Thursday, October 12, 2006

tchotchke

tchotchke - noun - a trinket; a knicknack

... paddy whack, give that dog a bone....

brutalize


brutalize - v - To make cruel, harsh, or unfeeling; to treat cruelly or harshly.

This is one of my uglier entries.

I am not an enthusiast for true crime stories, but three murder cases have long fascinated me, viz., the Jack the Ripper murders of 1888, the Lizzie Border case of 1892, and the Black Dahlia horror of 1947. What all three cases have in common is that there is doubt about the identity of the murderer. I am now satisfied that Lizzie Borden did indeed murder her father Andrew and her stepmpther Abby on that hot August day in Fall River, Massachusetts. I am also persuaded, after reviewing research by novelist Patricia Cornwell, that impressionist painter Walter Sickert was the Ripper. The one case that remains a mystery is the Black Dahlia murder. (Warning: This post may be unsettling from this point on; I have often wished I'd never hear of the Black Dahlia.)

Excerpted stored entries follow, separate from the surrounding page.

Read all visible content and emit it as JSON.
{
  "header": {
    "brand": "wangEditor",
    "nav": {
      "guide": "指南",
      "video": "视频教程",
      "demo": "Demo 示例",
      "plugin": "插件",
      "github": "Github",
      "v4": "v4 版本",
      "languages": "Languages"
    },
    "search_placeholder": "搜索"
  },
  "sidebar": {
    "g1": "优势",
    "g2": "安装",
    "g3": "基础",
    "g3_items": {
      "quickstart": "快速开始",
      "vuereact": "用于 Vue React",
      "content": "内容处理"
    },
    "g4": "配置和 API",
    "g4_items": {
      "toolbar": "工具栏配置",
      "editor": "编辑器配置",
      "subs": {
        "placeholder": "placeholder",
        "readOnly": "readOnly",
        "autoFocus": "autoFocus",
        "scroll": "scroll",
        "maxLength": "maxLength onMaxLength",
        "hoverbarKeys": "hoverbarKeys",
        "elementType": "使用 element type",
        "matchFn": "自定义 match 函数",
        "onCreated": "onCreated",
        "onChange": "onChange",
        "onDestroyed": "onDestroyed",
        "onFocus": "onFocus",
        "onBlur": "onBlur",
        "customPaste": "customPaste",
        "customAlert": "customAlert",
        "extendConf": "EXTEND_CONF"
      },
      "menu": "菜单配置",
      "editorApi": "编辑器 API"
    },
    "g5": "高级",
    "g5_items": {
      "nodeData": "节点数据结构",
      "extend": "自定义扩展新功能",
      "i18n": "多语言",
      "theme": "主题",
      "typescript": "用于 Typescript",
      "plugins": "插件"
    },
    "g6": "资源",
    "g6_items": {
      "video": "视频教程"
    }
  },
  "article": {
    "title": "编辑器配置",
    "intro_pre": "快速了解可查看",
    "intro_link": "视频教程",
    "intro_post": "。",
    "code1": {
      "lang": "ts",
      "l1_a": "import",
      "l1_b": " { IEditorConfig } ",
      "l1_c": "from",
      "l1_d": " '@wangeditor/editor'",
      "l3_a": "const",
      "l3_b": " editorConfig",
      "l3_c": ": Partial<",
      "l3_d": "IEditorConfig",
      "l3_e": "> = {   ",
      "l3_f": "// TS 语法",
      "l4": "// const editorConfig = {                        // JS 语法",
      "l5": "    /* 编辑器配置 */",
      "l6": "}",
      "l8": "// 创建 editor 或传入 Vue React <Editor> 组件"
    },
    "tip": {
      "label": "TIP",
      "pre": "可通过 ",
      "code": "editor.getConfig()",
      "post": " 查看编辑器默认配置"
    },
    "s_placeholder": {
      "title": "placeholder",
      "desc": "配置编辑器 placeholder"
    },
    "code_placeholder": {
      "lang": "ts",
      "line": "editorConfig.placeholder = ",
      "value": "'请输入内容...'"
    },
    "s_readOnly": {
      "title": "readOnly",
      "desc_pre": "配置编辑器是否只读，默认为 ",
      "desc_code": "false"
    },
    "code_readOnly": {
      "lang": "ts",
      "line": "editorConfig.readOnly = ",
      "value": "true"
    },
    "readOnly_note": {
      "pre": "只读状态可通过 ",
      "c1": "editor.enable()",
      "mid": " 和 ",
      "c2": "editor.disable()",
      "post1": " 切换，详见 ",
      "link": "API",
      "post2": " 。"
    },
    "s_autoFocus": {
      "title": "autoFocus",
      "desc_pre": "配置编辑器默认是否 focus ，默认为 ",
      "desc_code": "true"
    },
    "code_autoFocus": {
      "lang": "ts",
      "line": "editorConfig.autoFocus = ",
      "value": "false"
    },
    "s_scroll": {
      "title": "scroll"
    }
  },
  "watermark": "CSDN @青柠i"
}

On a January morning in 1947, a mother and her three-year-old daughter were walking past a field in Los Angeles when the mother saw what she thought was a broken mannequin. On closer inspection, the mannequin turned out to be the naked body of a young woman. The body had been cut in half at the waist and been horribly - what's the right word? - mutilated? defiled? Words fail me. The corpse was identified as that of a pretty Massachusetts girl named Elizabeth Short. Betty Short was in her mid-20s; she had come to Hollywood, like many other pretty girls, to get into movies. She did attain fame, but not the kind she sought. The autopsy revealed that she had been tortured to death over a period of 24 to 36 hours. Her body had then been sawed in half, washed clean of blood, and dumped in that field.

The police launched a massive manhunt, a virtually door-to-door search for the murderer, without success. The identity of the Black Dahlia killer is still a mystery.

The case has inspired at least two novels, John Gregory Dunne's True Confessions and James Ellroy's The Black Dahlia, both of which have been made into movies. I've seen True Confessions (with Robert Duvall and Robert De Niro), but I'm actually afraid of watching The Black Dahlia. If either of you have seen it, I'd love to hear your review.